Personal Finance Tips: Planning for Inflation


Inflation rates are higher now than they have been in the past 30 years. This pattern is causing tension for many Americans as they try to stretch their paychecks and make ends meet. How can the average shopper keep up with the rising cost of consumer goods? Take a few steps to prepare, and you can find yourself saving money while inflation heats up.


The first place you’re likely to see rising consumer prices eating into your paycheck is the grocery store. Grocery stores have the tightest margins of any retailer. Slight increases in shipping costs result in dramatic price hikes on bread and milk. Everyone needs groceries, too! You can’t avoid buying food.

When you go to the grocery store, shop the sales. Avoid purchasing items with low supply and high demand, as these will have the highest markups. Use coupons to get the best deals and compare prices between different stores in your city. Try to buy non-perishable goods in bulk when you can, as this will help you spend the least money in the long run.

Don’t think about just eating at restaurants instead of buying groceries, either. Higher food costs result in restaurants adjusting menu prices accordingly. Everything goes up when inflation hits!

Shop the Secondhand Market

Don’t pay higher prices for anything when inflation heats up. There’s no reason to spend more than you have before!
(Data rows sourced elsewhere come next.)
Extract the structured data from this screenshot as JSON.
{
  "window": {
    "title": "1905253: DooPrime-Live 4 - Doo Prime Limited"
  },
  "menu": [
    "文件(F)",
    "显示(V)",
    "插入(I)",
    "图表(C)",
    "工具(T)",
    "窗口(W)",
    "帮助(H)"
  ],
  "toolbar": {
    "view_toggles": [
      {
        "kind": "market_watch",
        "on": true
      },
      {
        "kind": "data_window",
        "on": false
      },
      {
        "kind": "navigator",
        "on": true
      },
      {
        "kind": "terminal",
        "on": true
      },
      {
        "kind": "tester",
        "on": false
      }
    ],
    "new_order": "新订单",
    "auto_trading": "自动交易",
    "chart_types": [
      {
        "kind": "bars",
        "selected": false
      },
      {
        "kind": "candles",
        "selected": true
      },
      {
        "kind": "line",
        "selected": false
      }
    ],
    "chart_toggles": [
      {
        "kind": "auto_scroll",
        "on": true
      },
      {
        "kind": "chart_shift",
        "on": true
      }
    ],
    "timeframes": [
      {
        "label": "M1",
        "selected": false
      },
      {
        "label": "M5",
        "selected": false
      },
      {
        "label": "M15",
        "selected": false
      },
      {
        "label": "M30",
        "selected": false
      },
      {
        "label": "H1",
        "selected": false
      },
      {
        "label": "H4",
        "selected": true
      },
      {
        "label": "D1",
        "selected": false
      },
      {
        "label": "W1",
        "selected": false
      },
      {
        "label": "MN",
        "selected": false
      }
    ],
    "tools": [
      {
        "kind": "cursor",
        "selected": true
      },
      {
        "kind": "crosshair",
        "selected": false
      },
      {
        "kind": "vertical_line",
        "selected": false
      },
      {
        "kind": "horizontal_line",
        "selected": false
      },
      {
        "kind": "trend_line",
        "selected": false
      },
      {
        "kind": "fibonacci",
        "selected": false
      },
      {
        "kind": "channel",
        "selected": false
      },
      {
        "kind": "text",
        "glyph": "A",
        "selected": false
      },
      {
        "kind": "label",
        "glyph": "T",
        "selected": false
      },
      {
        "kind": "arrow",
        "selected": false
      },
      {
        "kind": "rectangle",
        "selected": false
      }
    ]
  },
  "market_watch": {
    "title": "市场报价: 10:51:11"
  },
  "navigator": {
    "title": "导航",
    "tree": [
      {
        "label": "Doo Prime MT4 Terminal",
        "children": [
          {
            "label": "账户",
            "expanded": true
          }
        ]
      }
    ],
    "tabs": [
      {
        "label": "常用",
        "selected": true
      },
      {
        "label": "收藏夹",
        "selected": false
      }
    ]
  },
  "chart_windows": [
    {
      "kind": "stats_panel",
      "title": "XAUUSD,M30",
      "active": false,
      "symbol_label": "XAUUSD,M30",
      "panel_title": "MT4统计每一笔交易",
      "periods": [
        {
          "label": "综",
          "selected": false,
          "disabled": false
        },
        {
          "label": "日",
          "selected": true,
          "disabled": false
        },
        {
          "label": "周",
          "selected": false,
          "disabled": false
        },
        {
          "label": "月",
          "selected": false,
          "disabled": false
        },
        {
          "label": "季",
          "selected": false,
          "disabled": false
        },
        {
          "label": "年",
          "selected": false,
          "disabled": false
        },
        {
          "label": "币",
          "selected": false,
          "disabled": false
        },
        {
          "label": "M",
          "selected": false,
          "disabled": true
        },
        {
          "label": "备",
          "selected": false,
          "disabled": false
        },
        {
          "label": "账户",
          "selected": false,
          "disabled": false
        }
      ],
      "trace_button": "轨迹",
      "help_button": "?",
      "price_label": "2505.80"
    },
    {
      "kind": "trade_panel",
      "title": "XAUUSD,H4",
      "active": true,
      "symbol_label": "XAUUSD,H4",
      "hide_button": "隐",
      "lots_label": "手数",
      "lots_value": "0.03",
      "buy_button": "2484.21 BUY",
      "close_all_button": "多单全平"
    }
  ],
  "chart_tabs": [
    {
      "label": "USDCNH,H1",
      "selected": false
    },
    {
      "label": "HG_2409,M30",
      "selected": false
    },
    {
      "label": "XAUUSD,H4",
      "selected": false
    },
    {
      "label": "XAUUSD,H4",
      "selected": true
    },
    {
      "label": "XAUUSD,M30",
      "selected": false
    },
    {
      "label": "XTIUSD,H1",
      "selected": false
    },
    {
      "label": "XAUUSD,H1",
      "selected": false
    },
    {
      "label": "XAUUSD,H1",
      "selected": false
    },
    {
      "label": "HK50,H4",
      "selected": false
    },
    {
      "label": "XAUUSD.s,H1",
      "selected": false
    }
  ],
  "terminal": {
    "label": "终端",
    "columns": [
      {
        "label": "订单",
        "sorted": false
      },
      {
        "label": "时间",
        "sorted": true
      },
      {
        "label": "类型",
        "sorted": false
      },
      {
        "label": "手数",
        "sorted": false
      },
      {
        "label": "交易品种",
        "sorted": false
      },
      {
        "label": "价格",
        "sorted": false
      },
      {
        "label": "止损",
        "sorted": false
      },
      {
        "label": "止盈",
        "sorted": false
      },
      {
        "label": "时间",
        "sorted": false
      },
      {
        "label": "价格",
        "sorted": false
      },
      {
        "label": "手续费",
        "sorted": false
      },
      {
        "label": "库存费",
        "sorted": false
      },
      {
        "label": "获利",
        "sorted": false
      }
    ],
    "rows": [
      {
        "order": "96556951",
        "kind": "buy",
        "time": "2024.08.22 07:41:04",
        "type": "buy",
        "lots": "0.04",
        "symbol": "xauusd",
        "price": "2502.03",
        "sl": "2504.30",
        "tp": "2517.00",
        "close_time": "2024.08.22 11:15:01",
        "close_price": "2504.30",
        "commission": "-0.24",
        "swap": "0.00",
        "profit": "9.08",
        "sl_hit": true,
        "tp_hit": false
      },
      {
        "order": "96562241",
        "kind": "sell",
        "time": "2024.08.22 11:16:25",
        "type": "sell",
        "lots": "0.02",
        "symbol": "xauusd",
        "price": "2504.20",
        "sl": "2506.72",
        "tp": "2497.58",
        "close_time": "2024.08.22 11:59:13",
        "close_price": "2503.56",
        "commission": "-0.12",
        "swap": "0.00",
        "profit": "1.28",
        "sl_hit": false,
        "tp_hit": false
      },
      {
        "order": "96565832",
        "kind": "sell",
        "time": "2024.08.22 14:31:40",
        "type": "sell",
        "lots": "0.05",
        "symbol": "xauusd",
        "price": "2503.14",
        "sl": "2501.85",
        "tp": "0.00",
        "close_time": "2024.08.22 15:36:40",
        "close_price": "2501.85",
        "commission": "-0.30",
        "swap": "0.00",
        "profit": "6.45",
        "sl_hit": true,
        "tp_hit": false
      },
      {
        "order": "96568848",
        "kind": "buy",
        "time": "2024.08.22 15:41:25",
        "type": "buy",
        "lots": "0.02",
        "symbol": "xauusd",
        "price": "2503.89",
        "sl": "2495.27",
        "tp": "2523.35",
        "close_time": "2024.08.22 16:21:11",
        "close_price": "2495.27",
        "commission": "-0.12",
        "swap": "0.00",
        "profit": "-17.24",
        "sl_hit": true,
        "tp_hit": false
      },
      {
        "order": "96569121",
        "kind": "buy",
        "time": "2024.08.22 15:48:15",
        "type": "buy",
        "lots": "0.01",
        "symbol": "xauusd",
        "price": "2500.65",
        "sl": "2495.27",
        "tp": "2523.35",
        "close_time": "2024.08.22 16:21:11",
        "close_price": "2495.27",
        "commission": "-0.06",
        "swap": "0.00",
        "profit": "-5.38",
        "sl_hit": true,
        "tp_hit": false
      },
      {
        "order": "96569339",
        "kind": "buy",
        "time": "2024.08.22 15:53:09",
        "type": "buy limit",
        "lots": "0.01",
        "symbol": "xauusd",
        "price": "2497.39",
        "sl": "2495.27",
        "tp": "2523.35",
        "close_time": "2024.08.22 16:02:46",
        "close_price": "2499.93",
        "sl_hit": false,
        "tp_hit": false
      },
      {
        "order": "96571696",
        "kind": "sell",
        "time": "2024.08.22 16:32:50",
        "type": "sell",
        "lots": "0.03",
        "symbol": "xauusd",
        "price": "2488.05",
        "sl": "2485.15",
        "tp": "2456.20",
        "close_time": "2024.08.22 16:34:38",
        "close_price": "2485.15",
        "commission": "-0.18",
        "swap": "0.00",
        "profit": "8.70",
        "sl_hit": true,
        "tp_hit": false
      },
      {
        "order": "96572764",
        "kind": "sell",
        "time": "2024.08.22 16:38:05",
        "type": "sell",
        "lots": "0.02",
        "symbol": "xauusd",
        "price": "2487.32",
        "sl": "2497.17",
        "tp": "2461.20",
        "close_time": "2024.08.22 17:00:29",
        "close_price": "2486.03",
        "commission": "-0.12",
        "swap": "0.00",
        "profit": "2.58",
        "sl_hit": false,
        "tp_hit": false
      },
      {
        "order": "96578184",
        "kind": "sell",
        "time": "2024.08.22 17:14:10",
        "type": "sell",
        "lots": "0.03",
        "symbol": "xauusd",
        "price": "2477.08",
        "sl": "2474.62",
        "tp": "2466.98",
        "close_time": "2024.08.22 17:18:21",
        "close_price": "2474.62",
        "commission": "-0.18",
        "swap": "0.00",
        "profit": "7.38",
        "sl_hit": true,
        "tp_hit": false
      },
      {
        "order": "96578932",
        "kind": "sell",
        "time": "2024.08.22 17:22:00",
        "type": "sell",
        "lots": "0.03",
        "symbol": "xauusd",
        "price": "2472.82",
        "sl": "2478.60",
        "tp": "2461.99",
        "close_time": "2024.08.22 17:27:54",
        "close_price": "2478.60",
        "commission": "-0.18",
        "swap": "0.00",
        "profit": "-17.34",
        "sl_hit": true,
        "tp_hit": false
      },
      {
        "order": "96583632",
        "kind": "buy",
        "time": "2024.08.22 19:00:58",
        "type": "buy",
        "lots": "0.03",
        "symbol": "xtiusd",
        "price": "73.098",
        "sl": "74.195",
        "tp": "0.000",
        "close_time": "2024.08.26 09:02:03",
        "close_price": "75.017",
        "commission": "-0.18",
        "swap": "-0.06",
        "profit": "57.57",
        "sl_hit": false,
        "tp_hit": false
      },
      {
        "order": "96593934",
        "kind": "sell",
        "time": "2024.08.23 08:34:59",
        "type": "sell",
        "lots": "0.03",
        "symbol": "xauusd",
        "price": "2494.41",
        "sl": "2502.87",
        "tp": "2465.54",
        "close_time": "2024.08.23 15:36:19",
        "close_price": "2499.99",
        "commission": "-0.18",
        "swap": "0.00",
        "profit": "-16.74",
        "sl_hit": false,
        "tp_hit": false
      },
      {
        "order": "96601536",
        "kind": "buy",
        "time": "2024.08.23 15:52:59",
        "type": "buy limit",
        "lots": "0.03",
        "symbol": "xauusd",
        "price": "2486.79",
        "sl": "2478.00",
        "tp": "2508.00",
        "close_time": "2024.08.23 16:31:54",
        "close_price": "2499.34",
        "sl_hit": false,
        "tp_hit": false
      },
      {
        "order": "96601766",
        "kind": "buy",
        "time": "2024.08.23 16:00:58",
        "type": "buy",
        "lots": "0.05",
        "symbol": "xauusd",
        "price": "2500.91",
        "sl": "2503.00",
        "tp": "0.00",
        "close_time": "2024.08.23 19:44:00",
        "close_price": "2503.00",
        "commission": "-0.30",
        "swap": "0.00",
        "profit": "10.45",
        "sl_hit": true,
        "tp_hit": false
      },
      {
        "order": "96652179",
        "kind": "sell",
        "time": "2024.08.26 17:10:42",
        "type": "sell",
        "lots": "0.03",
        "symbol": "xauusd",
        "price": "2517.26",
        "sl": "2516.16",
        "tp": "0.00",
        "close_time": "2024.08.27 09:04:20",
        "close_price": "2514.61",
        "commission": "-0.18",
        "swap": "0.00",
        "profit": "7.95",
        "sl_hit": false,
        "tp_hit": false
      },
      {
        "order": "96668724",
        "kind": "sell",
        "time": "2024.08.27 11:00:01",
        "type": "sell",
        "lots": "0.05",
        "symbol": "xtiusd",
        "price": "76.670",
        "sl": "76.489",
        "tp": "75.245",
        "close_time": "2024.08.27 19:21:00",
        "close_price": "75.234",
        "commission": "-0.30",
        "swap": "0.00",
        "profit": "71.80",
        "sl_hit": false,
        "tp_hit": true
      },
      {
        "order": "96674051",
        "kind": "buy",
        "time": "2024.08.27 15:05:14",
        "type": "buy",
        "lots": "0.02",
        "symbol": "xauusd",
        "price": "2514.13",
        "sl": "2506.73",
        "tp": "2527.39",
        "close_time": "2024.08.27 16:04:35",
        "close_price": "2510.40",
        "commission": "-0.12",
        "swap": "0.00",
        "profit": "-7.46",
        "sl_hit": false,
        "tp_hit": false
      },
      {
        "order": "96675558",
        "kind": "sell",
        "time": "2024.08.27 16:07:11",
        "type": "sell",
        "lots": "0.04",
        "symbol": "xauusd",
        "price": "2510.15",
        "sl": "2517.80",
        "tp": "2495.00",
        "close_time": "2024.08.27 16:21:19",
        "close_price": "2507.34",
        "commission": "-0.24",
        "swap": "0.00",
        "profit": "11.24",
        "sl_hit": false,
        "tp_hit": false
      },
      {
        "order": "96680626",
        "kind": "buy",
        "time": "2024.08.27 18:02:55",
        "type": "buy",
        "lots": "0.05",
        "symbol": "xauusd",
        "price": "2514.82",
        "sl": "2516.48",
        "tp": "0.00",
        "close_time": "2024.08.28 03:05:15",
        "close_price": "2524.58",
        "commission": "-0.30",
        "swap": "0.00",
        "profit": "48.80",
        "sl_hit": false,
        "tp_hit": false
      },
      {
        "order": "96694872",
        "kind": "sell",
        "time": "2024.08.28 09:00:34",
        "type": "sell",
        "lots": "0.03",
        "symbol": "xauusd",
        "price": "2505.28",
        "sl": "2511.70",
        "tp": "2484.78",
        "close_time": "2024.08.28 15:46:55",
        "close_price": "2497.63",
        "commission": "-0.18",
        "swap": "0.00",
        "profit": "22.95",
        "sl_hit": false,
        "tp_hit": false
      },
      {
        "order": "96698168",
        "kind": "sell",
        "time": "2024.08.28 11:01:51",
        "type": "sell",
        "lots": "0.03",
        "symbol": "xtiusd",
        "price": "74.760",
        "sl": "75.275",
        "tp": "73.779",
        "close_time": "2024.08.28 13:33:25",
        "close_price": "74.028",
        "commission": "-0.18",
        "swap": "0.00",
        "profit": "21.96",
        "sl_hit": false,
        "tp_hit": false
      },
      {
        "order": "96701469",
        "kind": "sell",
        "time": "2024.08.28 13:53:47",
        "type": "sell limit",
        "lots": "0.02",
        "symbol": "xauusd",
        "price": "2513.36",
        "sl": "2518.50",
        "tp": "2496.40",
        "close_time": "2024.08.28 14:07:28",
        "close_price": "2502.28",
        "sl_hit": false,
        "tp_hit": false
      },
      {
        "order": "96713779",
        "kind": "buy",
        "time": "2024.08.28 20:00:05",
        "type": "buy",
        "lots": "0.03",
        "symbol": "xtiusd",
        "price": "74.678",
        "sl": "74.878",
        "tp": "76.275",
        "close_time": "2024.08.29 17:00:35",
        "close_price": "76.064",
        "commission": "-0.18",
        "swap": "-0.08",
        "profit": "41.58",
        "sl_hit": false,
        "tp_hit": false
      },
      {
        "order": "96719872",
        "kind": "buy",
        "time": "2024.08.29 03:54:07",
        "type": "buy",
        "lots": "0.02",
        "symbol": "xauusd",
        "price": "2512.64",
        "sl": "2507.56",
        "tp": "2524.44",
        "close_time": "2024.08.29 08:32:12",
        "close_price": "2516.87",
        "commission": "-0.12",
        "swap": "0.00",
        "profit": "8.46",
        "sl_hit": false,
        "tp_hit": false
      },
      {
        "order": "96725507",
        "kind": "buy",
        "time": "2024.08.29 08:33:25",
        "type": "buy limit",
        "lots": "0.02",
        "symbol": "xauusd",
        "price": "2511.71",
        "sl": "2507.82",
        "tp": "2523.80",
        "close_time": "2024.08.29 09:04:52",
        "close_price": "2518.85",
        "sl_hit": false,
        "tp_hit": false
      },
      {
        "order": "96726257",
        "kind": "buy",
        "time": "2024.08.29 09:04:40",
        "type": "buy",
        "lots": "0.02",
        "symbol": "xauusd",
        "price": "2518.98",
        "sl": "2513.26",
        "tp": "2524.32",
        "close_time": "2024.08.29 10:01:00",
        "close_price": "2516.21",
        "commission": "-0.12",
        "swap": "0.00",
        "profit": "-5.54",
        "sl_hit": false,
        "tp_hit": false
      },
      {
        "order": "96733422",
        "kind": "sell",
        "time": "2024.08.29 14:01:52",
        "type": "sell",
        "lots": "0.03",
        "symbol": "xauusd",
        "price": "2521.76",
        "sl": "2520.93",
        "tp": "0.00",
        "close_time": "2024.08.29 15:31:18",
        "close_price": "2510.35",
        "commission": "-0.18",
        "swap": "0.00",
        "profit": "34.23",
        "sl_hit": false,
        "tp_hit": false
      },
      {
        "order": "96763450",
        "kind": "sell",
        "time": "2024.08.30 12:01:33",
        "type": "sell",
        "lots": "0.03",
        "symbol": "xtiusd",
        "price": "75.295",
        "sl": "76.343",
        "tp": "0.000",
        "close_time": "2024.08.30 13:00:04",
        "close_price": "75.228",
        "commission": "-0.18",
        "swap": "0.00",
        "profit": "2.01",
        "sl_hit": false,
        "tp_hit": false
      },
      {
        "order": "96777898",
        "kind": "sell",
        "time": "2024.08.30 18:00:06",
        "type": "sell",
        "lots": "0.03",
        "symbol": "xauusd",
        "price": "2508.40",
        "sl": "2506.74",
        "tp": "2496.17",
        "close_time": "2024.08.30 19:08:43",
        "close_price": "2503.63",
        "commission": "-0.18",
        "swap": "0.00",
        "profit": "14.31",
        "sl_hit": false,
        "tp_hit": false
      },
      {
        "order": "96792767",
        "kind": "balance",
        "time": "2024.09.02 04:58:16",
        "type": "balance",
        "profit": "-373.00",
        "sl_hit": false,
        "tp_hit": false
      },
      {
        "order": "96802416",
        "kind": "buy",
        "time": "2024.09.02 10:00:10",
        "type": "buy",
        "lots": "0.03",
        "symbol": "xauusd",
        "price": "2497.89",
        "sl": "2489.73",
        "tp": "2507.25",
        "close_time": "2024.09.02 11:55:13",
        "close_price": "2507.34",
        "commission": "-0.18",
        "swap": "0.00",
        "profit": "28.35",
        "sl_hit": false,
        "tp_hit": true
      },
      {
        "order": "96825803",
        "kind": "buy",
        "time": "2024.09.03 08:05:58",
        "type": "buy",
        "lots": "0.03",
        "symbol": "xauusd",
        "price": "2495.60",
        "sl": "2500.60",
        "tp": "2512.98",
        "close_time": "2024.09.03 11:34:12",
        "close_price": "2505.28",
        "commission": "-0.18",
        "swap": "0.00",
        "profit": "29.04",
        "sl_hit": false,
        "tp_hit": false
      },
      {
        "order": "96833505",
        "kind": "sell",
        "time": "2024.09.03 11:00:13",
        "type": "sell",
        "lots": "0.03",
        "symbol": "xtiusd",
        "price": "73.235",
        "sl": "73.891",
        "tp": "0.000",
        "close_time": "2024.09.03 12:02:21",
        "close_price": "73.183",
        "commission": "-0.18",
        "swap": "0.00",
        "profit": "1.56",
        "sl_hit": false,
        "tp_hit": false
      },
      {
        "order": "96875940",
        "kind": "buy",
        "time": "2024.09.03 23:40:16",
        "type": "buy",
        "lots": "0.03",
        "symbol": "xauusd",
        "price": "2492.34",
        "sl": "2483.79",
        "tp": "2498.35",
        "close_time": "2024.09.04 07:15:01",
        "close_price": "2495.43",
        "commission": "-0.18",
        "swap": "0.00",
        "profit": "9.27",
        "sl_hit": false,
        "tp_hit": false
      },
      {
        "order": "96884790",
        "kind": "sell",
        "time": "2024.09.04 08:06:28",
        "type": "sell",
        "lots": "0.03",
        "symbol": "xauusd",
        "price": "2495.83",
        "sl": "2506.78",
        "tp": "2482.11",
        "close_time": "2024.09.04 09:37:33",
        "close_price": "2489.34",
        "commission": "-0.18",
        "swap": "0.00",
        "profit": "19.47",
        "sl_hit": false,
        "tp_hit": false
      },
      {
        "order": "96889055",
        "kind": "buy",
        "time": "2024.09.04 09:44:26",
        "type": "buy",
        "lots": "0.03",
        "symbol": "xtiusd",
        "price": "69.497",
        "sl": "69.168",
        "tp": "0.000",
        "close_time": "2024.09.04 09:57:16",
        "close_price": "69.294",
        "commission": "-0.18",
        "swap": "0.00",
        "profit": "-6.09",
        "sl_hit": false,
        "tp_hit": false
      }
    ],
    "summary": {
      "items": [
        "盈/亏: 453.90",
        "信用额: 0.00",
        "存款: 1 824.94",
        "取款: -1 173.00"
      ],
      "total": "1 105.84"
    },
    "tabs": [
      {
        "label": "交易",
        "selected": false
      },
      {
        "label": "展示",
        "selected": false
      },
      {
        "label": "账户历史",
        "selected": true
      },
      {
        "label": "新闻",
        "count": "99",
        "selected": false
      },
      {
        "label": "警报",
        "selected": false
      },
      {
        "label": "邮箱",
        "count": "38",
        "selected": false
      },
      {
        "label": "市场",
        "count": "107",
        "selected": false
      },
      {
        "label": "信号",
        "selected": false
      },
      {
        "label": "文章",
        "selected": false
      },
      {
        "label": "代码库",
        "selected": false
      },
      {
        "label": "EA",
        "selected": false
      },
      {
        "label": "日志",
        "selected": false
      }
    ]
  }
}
Inflation will only impact you if you spend more.

If you’re a fan of shopping for things like clothes and video games, consider moving to secondhand purchases. 

If you’re buying brand-new clothing or video games while the value of the dollar drops, you’re throwing your money away twice. New goods are always pricier, and secondhand items are just as good and can cost as little as half the price.

The same applies to cars! New cars are much more expensive than used alternatives. A new vehicle loses half its value in just three years. Why spend more money to say you were the first person to drive a car?

Consolidate Debt

The more debt you have, the harder it is to catch up. It’s easy to miss a payment here or there, which can dent your credit and set your repayment plan behind schedule. Inflation makes this worse because your money won’t go as far between paychecks. Take out a consolidation loan to roll all your debts into a single bill.

This money move can get you a more favorable interest rate while streamlining your bookkeeping. Owing all of your debts to a bank is much easier to handle than dealing with countless creditors.